The free Windows 10 license you receive is tied to your PC’s hardware. You’re still allowed to use Windows 10 on that same PC even after changing its hardware. Activating that license is easier than ever in Windows 10’s Anniversary Update.

How to Associate Your Windows 10 License with a Microsoft Account

In Windows 10’s Anniversary Update, it’s now possible to associate your free Windows 10 license with your Microsoft account so you can more easily reactivate your PC after hardware changes in the future. This happens automatically when you sign into your PC with a Microsoft account.

If you haven’t yet signed in with a Microsoft account, head to Settings > System & Security > Activation and you’ll be prompted to add a Microsoft account to make reactivation easier.

Once you’ve added a Microsoft account, you’ll see the “Windows 10 is activated with a digital license linked to your Microsoft account” message here.


When reinstalling Windows 10 after a hardware change–especially a motherboard change–be sure to skip the “enter your product key” prompts while installing it.

Microsoft has never actually wanted to explain exactly how the hardware-based Windows activation process works. Just replacing your hard drive or upgrading your graphics card shouldn’t cause a problem. If you’ve just changed a few peripherals, Windows 10 may just automatically activate itself after you clean-install it. But, if you’ve changed the motherboard or just a lot of other components, Windows 10 may see your computer as a new PC and may not automatically activate itself.

Head to Settings > Update & Security > Activation and you’ll see a “Troubleshoot” option if activation failed. Click that option and sign in with the Microsoft account you associated your license with. You’ll be able to tell Windows that you “changed hardware on this device recently” and select your PC from a list of devices associated with your Microsoft account. Microsoft’s documentation now explains exactly how this works.

The free Windows 10 license works very differently from previous Windows licensing systems. These all required a product key. Even modern Windows 8 and 8.1 PCs–and new PCs that come with Windows 10–have a Windows product key embedded in their UEFI firmware. If you buy a new copy of Windows 10–for example, to install it on a PC you’re building yourself–you’ll also have a product key.

In this case, the product key would always serve to activate Windows. But Microsoft hasn’t been handing out Windows 10 product keys to upgraders. There’s no way to find your Windows 10 product key if you’ve upgraded for free–you just don’t have one.

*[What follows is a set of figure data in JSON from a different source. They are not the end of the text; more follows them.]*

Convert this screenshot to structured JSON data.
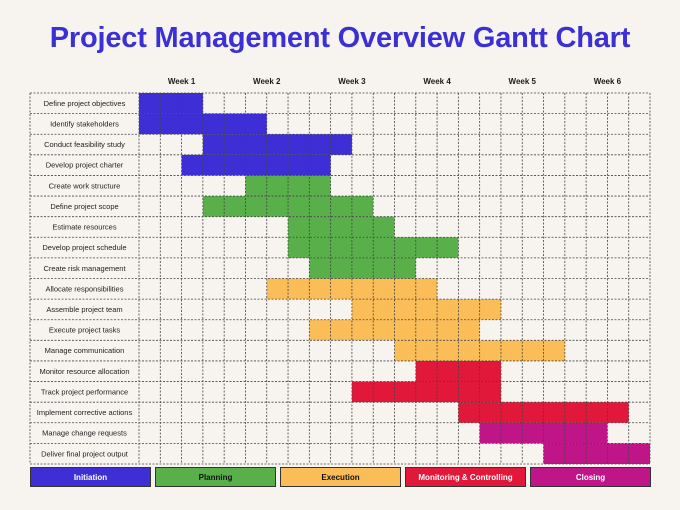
{
  "title": "Project Management Overview Gantt Chart",
  "chart_data": {
    "type": "gantt",
    "weeks": [
      "Week 1",
      "Week 2",
      "Week 3",
      "Week 4",
      "Week 5",
      "Week 6"
    ],
    "phases": [
      {
        "name": "Initiation",
        "color": "#3d2ed6",
        "text_color": "#ffffff"
      },
      {
        "name": "Planning",
        "color": "#59b04a",
        "text_color": "#111111"
      },
      {
        "name": "Execution",
        "color": "#fbbd57",
        "text_color": "#111111"
      },
      {
        "name": "Monitoring & Controlling",
        "color": "#e2183a",
        "text_color": "#ffffff"
      },
      {
        "name": "Closing",
        "color": "#bf1589",
        "text_color": "#ffffff"
      }
    ],
    "tasks": [
      {
        "name": "Define project objectives",
        "phase": 0,
        "start_day": 1,
        "end_day": 3
      },
      {
        "name": "Identify stakeholders",
        "phase": 0,
        "start_day": 1,
        "end_day": 6
      },
      {
        "name": "Conduct feasibility study",
        "phase": 0,
        "start_day": 4,
        "end_day": 10
      },
      {
        "name": "Develop project charter",
        "phase": 0,
        "start_day": 3,
        "end_day": 9
      },
      {
        "name": "Create work structure",
        "phase": 1,
        "start_day": 6,
        "end_day": 9
      },
      {
        "name": "Define project scope",
        "phase": 1,
        "start_day": 4,
        "end_day": 11
      },
      {
        "name": "Estimate resources",
        "phase": 1,
        "start_day": 8,
        "end_day": 12
      },
      {
        "name": "Develop project schedule",
        "phase": 1,
        "start_day": 8,
        "end_day": 15
      },
      {
        "name": "Create risk management",
        "phase": 1,
        "start_day": 9,
        "end_day": 13
      },
      {
        "name": "Allocate responsibilities",
        "phase": 2,
        "start_day": 7,
        "end_day": 14
      },
      {
        "name": "Assemble project team",
        "phase": 2,
        "start_day": 11,
        "end_day": 17
      },
      {
        "name": "Execute project tasks",
        "phase": 2,
        "start_day": 9,
        "end_day": 16
      },
      {
        "name": "Manage communication",
        "phase": 2,
        "start_day": 13,
        "end_day": 20
      },
      {
        "name": "Monitor resource allocation",
        "phase": 3,
        "start_day": 14,
        "end_day": 17
      },
      {
        "name": "Track project performance",
        "phase": 3,
        "start_day": 11,
        "end_day": 17
      },
      {
        "name": "Implement corrective actions",
        "phase": 3,
        "start_day": 16,
        "end_day": 23
      },
      {
        "name": "Manage change requests",
        "phase": 4,
        "start_day": 17,
        "end_day": 22
      },
      {
        "name": "Deliver final project output",
        "phase": 4,
        "start_day": 20,
        "end_day": 24
      }
    ],
    "days_per_week": 4
  }
}
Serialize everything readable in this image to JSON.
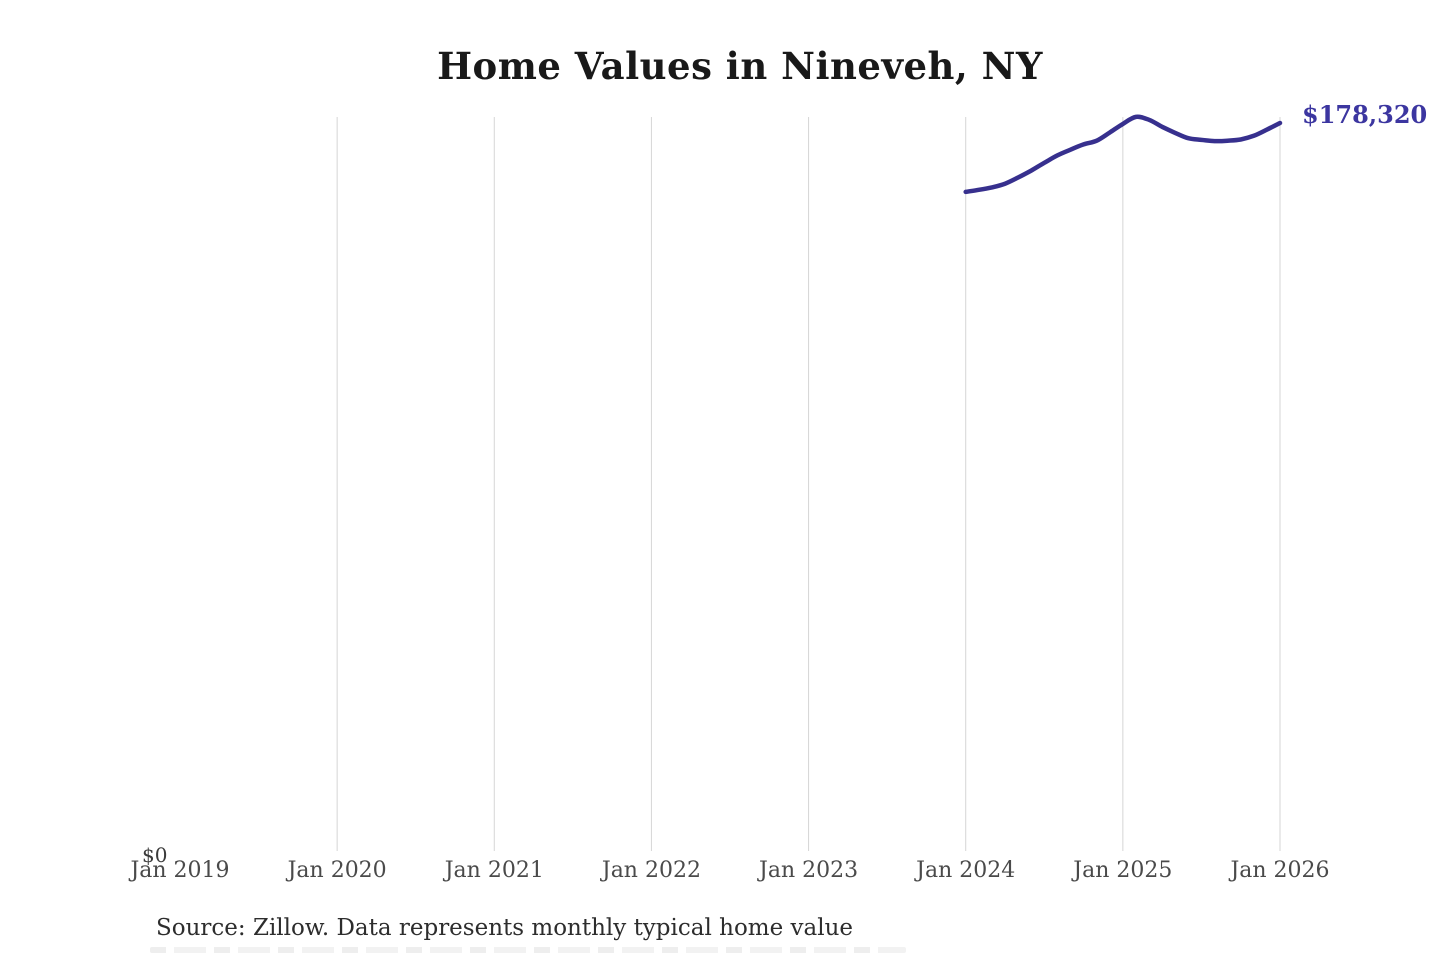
{
  "header": {
    "title": "Home Values in Nineveh, NY"
  },
  "chart_data": {
    "type": "line",
    "title": "Home Values in Nineveh, NY",
    "x": [
      "Jan 2024",
      "Feb 2024",
      "Mar 2024",
      "Apr 2024",
      "May 2024",
      "Jun 2024",
      "Jul 2024",
      "Aug 2024",
      "Sep 2024",
      "Oct 2024",
      "Nov 2024",
      "Dec 2024",
      "Jan 2025",
      "Feb 2025",
      "Mar 2025",
      "Apr 2025",
      "May 2025",
      "Jun 2025",
      "Jul 2025",
      "Aug 2025",
      "Sep 2025",
      "Oct 2025",
      "Nov 2025",
      "Dec 2025",
      "Jan 2026"
    ],
    "series": [
      {
        "name": "Monthly typical home value",
        "color": "#37308e",
        "values": [
          161500,
          162000,
          162600,
          163500,
          165000,
          166700,
          168600,
          170400,
          171800,
          173100,
          174000,
          176000,
          178100,
          179800,
          179100,
          177400,
          175900,
          174600,
          174200,
          173900,
          174000,
          174300,
          175200,
          176700,
          178320
        ]
      }
    ],
    "x_axis": {
      "tick_labels": [
        "Jan 2019",
        "Jan 2020",
        "Jan 2021",
        "Jan 2022",
        "Jan 2023",
        "Jan 2024",
        "Jan 2025",
        "Jan 2026"
      ],
      "gridlines_at": [
        "Jan 2020",
        "Jan 2021",
        "Jan 2022",
        "Jan 2023",
        "Jan 2024",
        "Jan 2025",
        "Jan 2026"
      ]
    },
    "y_axis": {
      "tick_labels": [
        "$0"
      ],
      "min": 0
    },
    "annotations": {
      "end_value_label": "$178,320"
    },
    "legend": {
      "visible": false
    },
    "grid": "vertical-only"
  },
  "footer": {
    "source_text": "Source: Zillow. Data represents monthly typical home value"
  },
  "colors": {
    "line": "#37308e",
    "end_label": "#3c36a0",
    "gridline": "#d6d6d6",
    "title_text": "#191919",
    "axis_text": "#4a4a4a",
    "source_text": "#2d2d2d",
    "background": "#ffffff"
  }
}
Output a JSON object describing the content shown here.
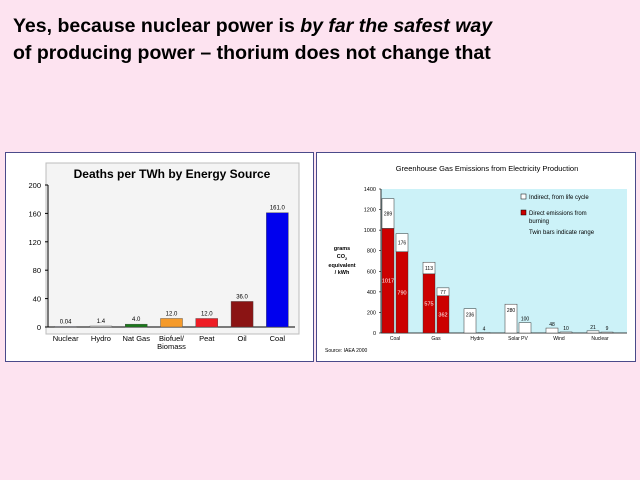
{
  "headline": {
    "line1_plain": "Yes, because nuclear power is ",
    "line1_emph": "by far the safest way",
    "line2": "of producing power – thorium does not change that"
  },
  "chart_data": [
    {
      "type": "bar",
      "title": "Deaths per TWh by Energy Source",
      "categories": [
        "Nuclear",
        "Hydro",
        "Nat Gas",
        "Biofuel/ Biomass",
        "Peat",
        "Oil",
        "Coal"
      ],
      "category_lines": [
        [
          "Nuclear"
        ],
        [
          "Hydro"
        ],
        [
          "Nat Gas"
        ],
        [
          "Biofuel/",
          "Biomass"
        ],
        [
          "Peat"
        ],
        [
          "Oil"
        ],
        [
          "Coal"
        ]
      ],
      "values": [
        0.04,
        1.4,
        4.0,
        12.0,
        12.0,
        36.0,
        161.0
      ],
      "value_labels": [
        "0.04",
        "1.4",
        "4.0",
        "12.0",
        "12.0",
        "36.0",
        "161.0"
      ],
      "colors": [
        "#e6e6ff",
        "#e8e8e8",
        "#1a7a1a",
        "#f59a2a",
        "#ee1c24",
        "#8b1414",
        "#0000ee"
      ],
      "ylim": [
        0,
        200
      ],
      "yticks": [
        "0",
        "40",
        "80",
        "120",
        "160",
        "200"
      ],
      "ytick_values": [
        0,
        40,
        80,
        120,
        160,
        200
      ],
      "xlabel": "",
      "ylabel": "",
      "grid": false
    },
    {
      "type": "bar",
      "title": "Greenhouse Gas Emissions from Electricity Production",
      "ylabel_lines": [
        "grams",
        "CO",
        "equivalent",
        "/ kWh"
      ],
      "ylabel_sub": "2",
      "ylim": [
        0,
        1400
      ],
      "yticks": [
        "0",
        "200",
        "400",
        "600",
        "800",
        "1000",
        "1200",
        "1400"
      ],
      "ytick_values": [
        0,
        200,
        400,
        600,
        800,
        1000,
        1200,
        1400
      ],
      "categories": [
        "Coal",
        "Gas",
        "Hydro",
        "Solar PV",
        "Wind",
        "Nuclear"
      ],
      "series": [
        {
          "name": "Indirect, from life cycle",
          "color": "#ffffff"
        },
        {
          "name": "Direct emissions from burning",
          "color": "#cc0000"
        }
      ],
      "legend_lines": [
        [
          "Indirect, from life cycle"
        ],
        [
          "Direct emissions from",
          "burning"
        ]
      ],
      "legend_note": "Twin bars indicate range",
      "legend_placement": "top-right",
      "bars": [
        {
          "category": "Coal",
          "direct": 1017,
          "indirect": 289,
          "direct_label": "1017",
          "indirect_label": "289"
        },
        {
          "category": "Coal",
          "direct": 790,
          "indirect": 176,
          "direct_label": "790",
          "indirect_label": "176"
        },
        {
          "category": "Gas",
          "direct": 575,
          "indirect": 113,
          "direct_label": "575",
          "indirect_label": "113"
        },
        {
          "category": "Gas",
          "direct": 362,
          "indirect": 77,
          "direct_label": "362",
          "indirect_label": "77"
        },
        {
          "category": "Hydro",
          "direct": 0,
          "indirect": 236,
          "direct_label": "",
          "indirect_label": "236"
        },
        {
          "category": "Hydro",
          "direct": 0,
          "indirect": 4,
          "direct_label": "",
          "indirect_label": "4"
        },
        {
          "category": "Solar PV",
          "direct": 0,
          "indirect": 280,
          "direct_label": "",
          "indirect_label": "280"
        },
        {
          "category": "Solar PV",
          "direct": 0,
          "indirect": 100,
          "direct_label": "",
          "indirect_label": "100"
        },
        {
          "category": "Wind",
          "direct": 0,
          "indirect": 48,
          "direct_label": "",
          "indirect_label": "48"
        },
        {
          "category": "Wind",
          "direct": 0,
          "indirect": 10,
          "direct_label": "",
          "indirect_label": "10"
        },
        {
          "category": "Nuclear",
          "direct": 0,
          "indirect": 21,
          "direct_label": "",
          "indirect_label": "21"
        },
        {
          "category": "Nuclear",
          "direct": 0,
          "indirect": 9,
          "direct_label": "",
          "indirect_label": "9"
        }
      ],
      "source": "Source: IAEA 2000",
      "plot_background": "#ccf2f8",
      "grid": false
    }
  ]
}
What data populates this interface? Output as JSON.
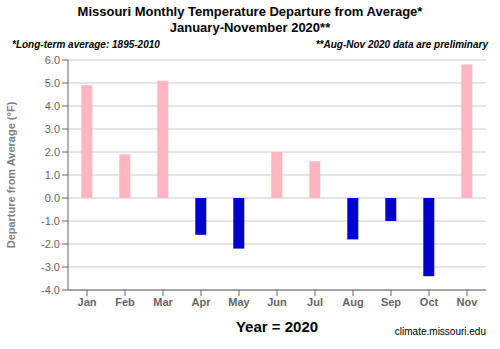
{
  "chart_data": {
    "type": "bar",
    "title": "Missouri Monthly Temperature Departure from Average*",
    "subtitle": "January-November 2020**",
    "annotations": [
      "*Long-term average: 1895-2010",
      "**Aug-Nov 2020 data are preliminary",
      "climate.missouri.edu"
    ],
    "xlabel": "Year = 2020",
    "ylabel": "Departure from Average (°F)",
    "categories": [
      "Jan",
      "Feb",
      "Mar",
      "Apr",
      "May",
      "Jun",
      "Jul",
      "Aug",
      "Sep",
      "Oct",
      "Nov"
    ],
    "values": [
      4.9,
      1.9,
      5.1,
      -1.6,
      -2.2,
      2.0,
      1.6,
      -1.8,
      -1.0,
      -3.4,
      5.8
    ],
    "colors": [
      "#FFB6C1",
      "#FFB6C1",
      "#FFB6C1",
      "#0000CD",
      "#0000CD",
      "#FFB6C1",
      "#FFB6C1",
      "#0000CD",
      "#0000CD",
      "#0000CD",
      "#FFB6C1"
    ],
    "ylim": [
      -4.0,
      6.0
    ],
    "yticks": [
      {
        "value": -4.0,
        "label": "-4.0"
      },
      {
        "value": -3.0,
        "label": "-3.0"
      },
      {
        "value": -2.0,
        "label": "-2.0"
      },
      {
        "value": -1.0,
        "label": "-1.0"
      },
      {
        "value": 0.0,
        "label": "0.0"
      },
      {
        "value": 1.0,
        "label": "1.0"
      },
      {
        "value": 2.0,
        "label": "2.0"
      },
      {
        "value": 3.0,
        "label": "3.0"
      },
      {
        "value": 4.0,
        "label": "4.0"
      },
      {
        "value": 5.0,
        "label": "5.0"
      },
      {
        "value": 6.0,
        "label": "6.0"
      }
    ],
    "grid": true
  }
}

The free Windows 10 license Microsoft is providing to upgraders works differently. Microsoft won’t issue you a Windows 10 product key. Instead, when you perform an upgrade from within Windows 7 Service Pack 1 or Windows 8.1, the upgrade process registers a unique ID associated with your PC’s hardware on Microsoft’s Windows activation servers.

In the future, whenever you install Windows 10 on that same PC, it will automatically report to Microsoft’s activation servers. Microsoft will confirm that the PC with that specific hardware configuration is allowed to use Windows 10, and it’ll automatically be activated.

This isn’t actually made clear in the installation process itself. To clean-install Windows 10 on a machine activated in this way, you have to continually skip all the product key prompts while installing it.

This automatic process only works if your PC has the same hardware it had when you upgraded to Windows 10.

Bear in mind that this will only work on the same PC. This does create some an inconvenient situation for people who boughta full retail license–not an OEM license–of Windows 7, 8, or 8.1. Most people don’t do this, though–even people building their own PCs usually seem to buy OEM copies of Windows.

Those retail licenses are portable between different PCs, so you can take them with you from PC to PC. You might have purchased a Windows 7 license and built your own PC. Build a new PC a few years later and you can take that Windows 7 license with you as long as you remove it from the first machine. Rinse and repeat over and over–as long as you’d like to continue using Windows 7.

However, that free Windows 10 license you get as part of the upgrade process is tied to an individual PC. Even if you upgraded from a retail copy of Windows 7, 8, or 8.1, you won’t be given a retail copy of Windows 10. You just can’t move that free Windows 10 license to another PC. Now that the free Windows 10 upgrade offer is over, you’ll have to buy a new copy of Windows 10 if you want to move it to an entirely different PC.

This may feel a bit inconvenient. But, on the other hand, that Windows 10 license was just a free bonus in the first place. Retail licenses of Windows 10 you purchase can be moved between PCs in the same way.